PG&E's Ch. 11 Brings Rift With FERC Over Power Deals
January 29, 2019
Partners Josh Cohen and Dave Doot were quoted in an analysis article, "PG&E's Ch. 11 Brings Rift With FERC Over Power Deals," published by Law360. The article discusses the Federal Energy Regulatory Commission's (FERC) decision that Pacific Gas and Electric Co. (PG&E) could not reject power purchase agreements (PPAs) in bankruptcy without the regulator's blessing. PG&E, which just filed for bankruptcy, reportedly has over $42 billion of PPAs that will be under review in the bankruptcy. In connection with its Chapter 11 bankruptcy filing, PG&E challenged FERC's conclusion that regulatory approval, in addition to bankruptcy court approval, is necessary to drop existing wholesale PPAs. According to the article, PG&E filed an adversary complaint in which the company requested an injunction from a California bankruptcy court that would block FERC from having a say over any wholesale power contracts that PG&E seeks to reject in bankruptcy.

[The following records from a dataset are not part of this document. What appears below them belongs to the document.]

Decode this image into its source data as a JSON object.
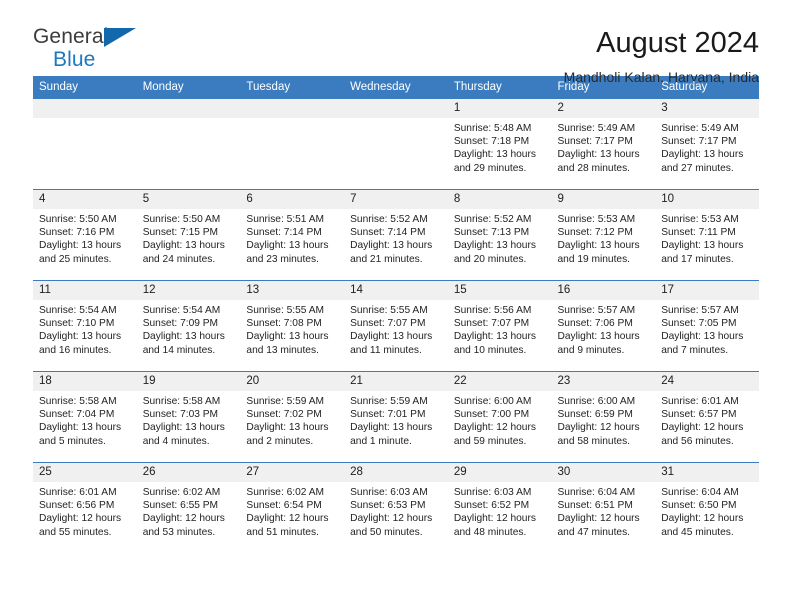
{
  "brand": {
    "name_top": "General",
    "name_bottom": "Blue",
    "accent_color": "#1368ab"
  },
  "header": {
    "title": "August 2024",
    "subtitle": "Mandholi Kalan, Haryana, India",
    "header_bg": "#3b7cc0",
    "daynum_bg": "#f0f0f0"
  },
  "weekdays": [
    "Sunday",
    "Monday",
    "Tuesday",
    "Wednesday",
    "Thursday",
    "Friday",
    "Saturday"
  ],
  "weeks": [
    [
      {
        "empty": true
      },
      {
        "empty": true
      },
      {
        "empty": true
      },
      {
        "empty": true
      },
      {
        "day": "1",
        "sunrise": "Sunrise: 5:48 AM",
        "sunset": "Sunset: 7:18 PM",
        "daylight1": "Daylight: 13 hours",
        "daylight2": "and 29 minutes."
      },
      {
        "day": "2",
        "sunrise": "Sunrise: 5:49 AM",
        "sunset": "Sunset: 7:17 PM",
        "daylight1": "Daylight: 13 hours",
        "daylight2": "and 28 minutes."
      },
      {
        "day": "3",
        "sunrise": "Sunrise: 5:49 AM",
        "sunset": "Sunset: 7:17 PM",
        "daylight1": "Daylight: 13 hours",
        "daylight2": "and 27 minutes."
      }
    ],
    [
      {
        "day": "4",
        "sunrise": "Sunrise: 5:50 AM",
        "sunset": "Sunset: 7:16 PM",
        "daylight1": "Daylight: 13 hours",
        "daylight2": "and 25 minutes."
      },
      {
        "day": "5",
        "sunrise": "Sunrise: 5:50 AM",
        "sunset": "Sunset: 7:15 PM",
        "daylight1": "Daylight: 13 hours",
        "daylight2": "and 24 minutes."
      },
      {
        "day": "6",
        "sunrise": "Sunrise: 5:51 AM",
        "sunset": "Sunset: 7:14 PM",
        "daylight1": "Daylight: 13 hours",
        "daylight2": "and 23 minutes."
      },
      {
        "day": "7",
        "sunrise": "Sunrise: 5:52 AM",
        "sunset": "Sunset: 7:14 PM",
        "daylight1": "Daylight: 13 hours",
        "daylight2": "and 21 minutes."
      },
      {
        "day": "8",
        "sunrise": "Sunrise: 5:52 AM",
        "sunset": "Sunset: 7:13 PM",
        "daylight1": "Daylight: 13 hours",
        "daylight2": "and 20 minutes."
      },
      {
        "day": "9",
        "sunrise": "Sunrise: 5:53 AM",
        "sunset": "Sunset: 7:12 PM",
        "daylight1": "Daylight: 13 hours",
        "daylight2": "and 19 minutes."
      },
      {
        "day": "10",
        "sunrise": "Sunrise: 5:53 AM",
        "sunset": "Sunset: 7:11 PM",
        "daylight1": "Daylight: 13 hours",
        "daylight2": "and 17 minutes."
      }
    ],
    [
      {
        "day": "11",
        "sunrise": "Sunrise: 5:54 AM",
        "sunset": "Sunset: 7:10 PM",
        "daylight1": "Daylight: 13 hours",
        "daylight2": "and 16 minutes."
      },
      {
        "day": "12",
        "sunrise": "Sunrise: 5:54 AM",
        "sunset": "Sunset: 7:09 PM",
        "daylight1": "Daylight: 13 hours",
        "daylight2": "and 14 minutes."
      },
      {
        "day": "13",
        "sunrise": "Sunrise: 5:55 AM",
        "sunset": "Sunset: 7:08 PM",
        "daylight1": "Daylight: 13 hours",
        "daylight2": "and 13 minutes."
      },
      {
        "day": "14",
        "sunrise": "Sunrise: 5:55 AM",
        "sunset": "Sunset: 7:07 PM",
        "daylight1": "Daylight: 13 hours",
        "daylight2": "and 11 minutes."
      },
      {
        "day": "15",
        "sunrise": "Sunrise: 5:56 AM",
        "sunset": "Sunset: 7:07 PM",
        "daylight1": "Daylight: 13 hours",
        "daylight2": "and 10 minutes."
      },
      {
        "day": "16",
        "sunrise": "Sunrise: 5:57 AM",
        "sunset": "Sunset: 7:06 PM",
        "daylight1": "Daylight: 13 hours",
        "daylight2": "and 9 minutes."
      },
      {
        "day": "17",
        "sunrise": "Sunrise: 5:57 AM",
        "sunset": "Sunset: 7:05 PM",
        "daylight1": "Daylight: 13 hours",
        "daylight2": "and 7 minutes."
      }
    ],
    [
      {
        "day": "18",
        "sunrise": "Sunrise: 5:58 AM",
        "sunset": "Sunset: 7:04 PM",
        "daylight1": "Daylight: 13 hours",
        "daylight2": "and 5 minutes."
      },
      {
        "day": "19",
        "sunrise": "Sunrise: 5:58 AM",
        "sunset": "Sunset: 7:03 PM",
        "daylight1": "Daylight: 13 hours",
        "daylight2": "and 4 minutes."
      },
      {
        "day": "20",
        "sunrise": "Sunrise: 5:59 AM",
        "sunset": "Sunset: 7:02 PM",
        "daylight1": "Daylight: 13 hours",
        "daylight2": "and 2 minutes."
      },
      {
        "day": "21",
        "sunrise": "Sunrise: 5:59 AM",
        "sunset": "Sunset: 7:01 PM",
        "daylight1": "Daylight: 13 hours",
        "daylight2": "and 1 minute."
      },
      {
        "day": "22",
        "sunrise": "Sunrise: 6:00 AM",
        "sunset": "Sunset: 7:00 PM",
        "daylight1": "Daylight: 12 hours",
        "daylight2": "and 59 minutes."
      },
      {
        "day": "23",
        "sunrise": "Sunrise: 6:00 AM",
        "sunset": "Sunset: 6:59 PM",
        "daylight1": "Daylight: 12 hours",
        "daylight2": "and 58 minutes."
      },
      {
        "day": "24",
        "sunrise": "Sunrise: 6:01 AM",
        "sunset": "Sunset: 6:57 PM",
        "daylight1": "Daylight: 12 hours",
        "daylight2": "and 56 minutes."
      }
    ],
    [
      {
        "day": "25",
        "sunrise": "Sunrise: 6:01 AM",
        "sunset": "Sunset: 6:56 PM",
        "daylight1": "Daylight: 12 hours",
        "daylight2": "and 55 minutes."
      },
      {
        "day": "26",
        "sunrise": "Sunrise: 6:02 AM",
        "sunset": "Sunset: 6:55 PM",
        "daylight1": "Daylight: 12 hours",
        "daylight2": "and 53 minutes."
      },
      {
        "day": "27",
        "sunrise": "Sunrise: 6:02 AM",
        "sunset": "Sunset: 6:54 PM",
        "daylight1": "Daylight: 12 hours",
        "daylight2": "and 51 minutes."
      },
      {
        "day": "28",
        "sunrise": "Sunrise: 6:03 AM",
        "sunset": "Sunset: 6:53 PM",
        "daylight1": "Daylight: 12 hours",
        "daylight2": "and 50 minutes."
      },
      {
        "day": "29",
        "sunrise": "Sunrise: 6:03 AM",
        "sunset": "Sunset: 6:52 PM",
        "daylight1": "Daylight: 12 hours",
        "daylight2": "and 48 minutes."
      },
      {
        "day": "30",
        "sunrise": "Sunrise: 6:04 AM",
        "sunset": "Sunset: 6:51 PM",
        "daylight1": "Daylight: 12 hours",
        "daylight2": "and 47 minutes."
      },
      {
        "day": "31",
        "sunrise": "Sunrise: 6:04 AM",
        "sunset": "Sunset: 6:50 PM",
        "daylight1": "Daylight: 12 hours",
        "daylight2": "and 45 minutes."
      }
    ]
  ]
}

"At the end of the day, it's somewhat of a turf war," Cohen, chair of Day Pitney's bankruptcy and restructuring practice group, told Law360. "It becomes all the more complicated and messy if the directives from bankruptcy court and FERC are conflicting." As noted in the article, experts say if that is the case, the issue of what roles the bankruptcy courts and FERC play in utility bankruptcies is squarely teed up for appellate review. "If [the bankruptcy] plays out and it's not resolved consensually, I don't think it's going to be a bankruptcy court that resolves the issue," said Doot, who chairs Day Pitney's energy and utilities industry group. "It'll be an appellate court and, ultimately, the Supreme Court that resolves the issue."